- Film poster
- Directed by: Caleb Alexander Smith
- Written by: Caleb Alexander Smith
- Produced by: Lindsay McCormick Russ Hammonds David Krumholtz
- Starring: David Krumholtz Emily Swallow Caleb Alexander Smith Jason Wiles Alimi Ballard
- Cinematography: Roberto Schaefer
- Edited by: Ryan Denmark Caleb Alexander Smith
- Production company: Midnight Chimes
- Distributed by: Mise-En-Scène Company
- Release date: August 8, 2025 (Austin Film Festival);
- Running time: 96 minutes
- Country: United States
- Language: English

= Forelock (film) =

American Film

Forelock is a 2025 American comedy film written and directed by Caleb Alexander Smith.

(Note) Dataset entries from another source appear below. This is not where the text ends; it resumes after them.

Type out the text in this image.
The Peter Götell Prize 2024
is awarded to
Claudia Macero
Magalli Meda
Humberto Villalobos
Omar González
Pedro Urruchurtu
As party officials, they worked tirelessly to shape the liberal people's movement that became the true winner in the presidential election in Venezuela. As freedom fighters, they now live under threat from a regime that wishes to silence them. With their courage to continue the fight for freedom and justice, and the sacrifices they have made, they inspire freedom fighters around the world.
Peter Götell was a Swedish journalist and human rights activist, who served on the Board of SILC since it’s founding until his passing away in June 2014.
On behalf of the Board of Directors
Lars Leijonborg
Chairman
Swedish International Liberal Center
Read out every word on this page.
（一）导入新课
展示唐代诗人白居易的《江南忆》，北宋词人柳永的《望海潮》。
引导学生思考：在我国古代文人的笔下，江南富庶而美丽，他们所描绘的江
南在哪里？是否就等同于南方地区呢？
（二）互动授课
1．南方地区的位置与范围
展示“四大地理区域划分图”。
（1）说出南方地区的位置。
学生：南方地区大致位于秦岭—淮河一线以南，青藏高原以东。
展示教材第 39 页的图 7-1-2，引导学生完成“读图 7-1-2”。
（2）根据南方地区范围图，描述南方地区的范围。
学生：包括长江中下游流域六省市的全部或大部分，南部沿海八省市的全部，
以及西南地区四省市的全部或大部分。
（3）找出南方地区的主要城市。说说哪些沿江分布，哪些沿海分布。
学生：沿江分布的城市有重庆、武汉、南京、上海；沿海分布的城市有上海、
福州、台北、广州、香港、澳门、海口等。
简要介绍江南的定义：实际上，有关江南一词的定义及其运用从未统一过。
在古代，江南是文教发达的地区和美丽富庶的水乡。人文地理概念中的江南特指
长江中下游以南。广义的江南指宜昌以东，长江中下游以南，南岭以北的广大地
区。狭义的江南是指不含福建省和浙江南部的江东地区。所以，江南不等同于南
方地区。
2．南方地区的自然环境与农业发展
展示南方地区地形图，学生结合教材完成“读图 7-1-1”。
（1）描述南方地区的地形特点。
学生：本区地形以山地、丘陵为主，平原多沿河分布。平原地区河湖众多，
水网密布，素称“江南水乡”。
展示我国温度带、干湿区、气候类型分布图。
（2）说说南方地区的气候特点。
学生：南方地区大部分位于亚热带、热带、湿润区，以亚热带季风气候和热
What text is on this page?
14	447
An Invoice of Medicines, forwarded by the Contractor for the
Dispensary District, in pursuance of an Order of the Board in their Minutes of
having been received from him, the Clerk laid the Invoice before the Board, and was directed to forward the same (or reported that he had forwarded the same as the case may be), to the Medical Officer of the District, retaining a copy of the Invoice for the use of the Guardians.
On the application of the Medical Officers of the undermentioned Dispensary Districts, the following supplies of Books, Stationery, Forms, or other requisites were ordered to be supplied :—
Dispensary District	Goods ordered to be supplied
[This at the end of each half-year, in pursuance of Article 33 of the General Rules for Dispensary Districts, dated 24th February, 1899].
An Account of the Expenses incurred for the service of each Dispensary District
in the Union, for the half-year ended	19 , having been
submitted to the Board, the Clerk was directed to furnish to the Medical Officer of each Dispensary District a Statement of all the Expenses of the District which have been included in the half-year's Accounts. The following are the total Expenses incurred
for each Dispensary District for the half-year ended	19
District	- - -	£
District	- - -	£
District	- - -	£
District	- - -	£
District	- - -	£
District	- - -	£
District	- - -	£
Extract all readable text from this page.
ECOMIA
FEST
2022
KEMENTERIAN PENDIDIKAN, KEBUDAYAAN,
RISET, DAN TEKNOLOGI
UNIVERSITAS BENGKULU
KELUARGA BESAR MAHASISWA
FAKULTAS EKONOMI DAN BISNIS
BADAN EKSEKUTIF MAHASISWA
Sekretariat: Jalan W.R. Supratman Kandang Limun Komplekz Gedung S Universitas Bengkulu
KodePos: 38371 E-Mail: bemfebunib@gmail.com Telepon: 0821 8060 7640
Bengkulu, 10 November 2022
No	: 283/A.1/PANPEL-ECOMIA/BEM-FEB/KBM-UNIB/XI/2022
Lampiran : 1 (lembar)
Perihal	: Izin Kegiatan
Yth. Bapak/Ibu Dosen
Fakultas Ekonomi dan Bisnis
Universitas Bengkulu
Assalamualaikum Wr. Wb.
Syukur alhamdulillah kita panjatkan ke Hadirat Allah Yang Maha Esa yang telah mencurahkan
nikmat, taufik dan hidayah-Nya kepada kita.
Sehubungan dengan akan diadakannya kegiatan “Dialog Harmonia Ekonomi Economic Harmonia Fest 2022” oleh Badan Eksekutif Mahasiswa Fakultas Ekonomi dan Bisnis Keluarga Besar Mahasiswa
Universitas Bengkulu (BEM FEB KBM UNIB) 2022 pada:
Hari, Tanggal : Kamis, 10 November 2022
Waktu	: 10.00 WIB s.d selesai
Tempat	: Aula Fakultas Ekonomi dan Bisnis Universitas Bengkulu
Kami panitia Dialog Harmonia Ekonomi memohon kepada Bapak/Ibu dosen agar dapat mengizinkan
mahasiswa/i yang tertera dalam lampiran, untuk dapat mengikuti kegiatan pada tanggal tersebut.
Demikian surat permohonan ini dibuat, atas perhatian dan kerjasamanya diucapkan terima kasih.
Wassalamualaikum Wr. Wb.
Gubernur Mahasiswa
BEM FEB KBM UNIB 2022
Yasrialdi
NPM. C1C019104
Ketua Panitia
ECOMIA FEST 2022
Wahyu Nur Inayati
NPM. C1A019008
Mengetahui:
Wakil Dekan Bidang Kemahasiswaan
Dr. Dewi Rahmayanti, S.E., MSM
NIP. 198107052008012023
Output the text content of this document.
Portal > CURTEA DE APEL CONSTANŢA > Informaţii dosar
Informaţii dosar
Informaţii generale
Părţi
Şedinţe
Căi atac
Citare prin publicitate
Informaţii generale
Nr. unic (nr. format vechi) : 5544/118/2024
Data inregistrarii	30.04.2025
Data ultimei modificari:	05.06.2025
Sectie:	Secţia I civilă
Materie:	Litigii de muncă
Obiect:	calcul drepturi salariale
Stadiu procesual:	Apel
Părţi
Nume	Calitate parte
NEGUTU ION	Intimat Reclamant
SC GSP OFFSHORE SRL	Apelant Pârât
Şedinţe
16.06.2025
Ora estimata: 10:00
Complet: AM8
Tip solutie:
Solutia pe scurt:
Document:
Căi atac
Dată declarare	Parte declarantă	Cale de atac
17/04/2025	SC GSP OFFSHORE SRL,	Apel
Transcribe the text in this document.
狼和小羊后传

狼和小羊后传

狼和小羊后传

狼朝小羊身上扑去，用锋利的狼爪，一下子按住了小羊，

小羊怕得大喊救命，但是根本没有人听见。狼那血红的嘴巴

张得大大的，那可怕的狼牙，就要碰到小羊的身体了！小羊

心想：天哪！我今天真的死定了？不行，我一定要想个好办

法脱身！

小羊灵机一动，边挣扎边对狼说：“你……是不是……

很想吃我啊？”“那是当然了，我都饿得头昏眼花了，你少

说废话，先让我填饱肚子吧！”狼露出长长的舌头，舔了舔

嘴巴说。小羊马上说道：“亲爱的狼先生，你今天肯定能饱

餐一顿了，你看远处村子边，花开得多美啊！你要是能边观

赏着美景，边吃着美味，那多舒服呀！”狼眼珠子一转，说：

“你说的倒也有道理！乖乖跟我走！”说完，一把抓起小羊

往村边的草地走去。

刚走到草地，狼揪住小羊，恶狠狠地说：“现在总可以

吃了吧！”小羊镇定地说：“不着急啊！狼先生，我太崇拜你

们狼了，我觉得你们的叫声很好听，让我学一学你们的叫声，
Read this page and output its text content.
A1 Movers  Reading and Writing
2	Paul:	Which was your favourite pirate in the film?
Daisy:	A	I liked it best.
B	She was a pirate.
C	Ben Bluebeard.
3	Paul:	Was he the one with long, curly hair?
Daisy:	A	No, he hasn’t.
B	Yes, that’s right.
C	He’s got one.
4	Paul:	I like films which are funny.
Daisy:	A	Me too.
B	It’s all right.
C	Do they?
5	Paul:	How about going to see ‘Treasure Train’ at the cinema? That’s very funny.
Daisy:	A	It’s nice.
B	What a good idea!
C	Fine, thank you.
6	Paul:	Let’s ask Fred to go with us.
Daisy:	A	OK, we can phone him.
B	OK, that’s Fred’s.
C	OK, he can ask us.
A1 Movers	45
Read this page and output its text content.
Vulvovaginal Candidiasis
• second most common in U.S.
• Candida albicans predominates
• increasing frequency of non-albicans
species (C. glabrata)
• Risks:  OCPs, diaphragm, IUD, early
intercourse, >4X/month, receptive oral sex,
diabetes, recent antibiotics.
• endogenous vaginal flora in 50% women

A buddy romp set in L.A. starring Caleb Alexander Smith, and David Krumholtz,

== Premise ==
Caiden, an earnest fitness enthusiast, moves to Los Angeles hoping to become a personal trainer, but finds that people are distracted by his resemblance to the star of a superhero film franchise. He becomes entangled with Randy (David Krumholtz), a struggling Hollywood Boulevard impersonator caught in a dangerous scheme involving a drug dealer and a police investigation. Indie Spotlight described the film as a "master class in writing".

== Cast ==

- David Krumholtz as Randy
- Caleb Alexander Smith as Caiden
- Jason Wiles as Niko
- Emily Swallow as Sandra
- Anna Suzuki as Alicia Dixon

== Production ==
The film was in production March 8, 2024 and was one of the first films to shoot in Los Angeles after the SAG-AFTRA and WGA strikes of 2023, with David Krumholtz starring as "Randy" self described as his "Ratso Rizzo 'moment' ".The film was written and directed by Caleb Alexander Smith in his directorial debut.

== Release ==
Forelock premiered at the 32nd Austin Film Festival on October 23, 2025. It also screened at the inaugural New York Comedy Film Festival (NYCFF) in 2026. The Mise-En-Scène Company handles worldwide sales and launched the film to the market at both TIFF in 2025 and The European Film Market in 2026 where it was promoted with a "No AI Was Used" label.

== Reception ==
The Writer's Digest praised Forelock, writing that the film is a: "zany and incredibly fresh comedy" a "master class in writing" and saying "this indie darling is not one to pass up".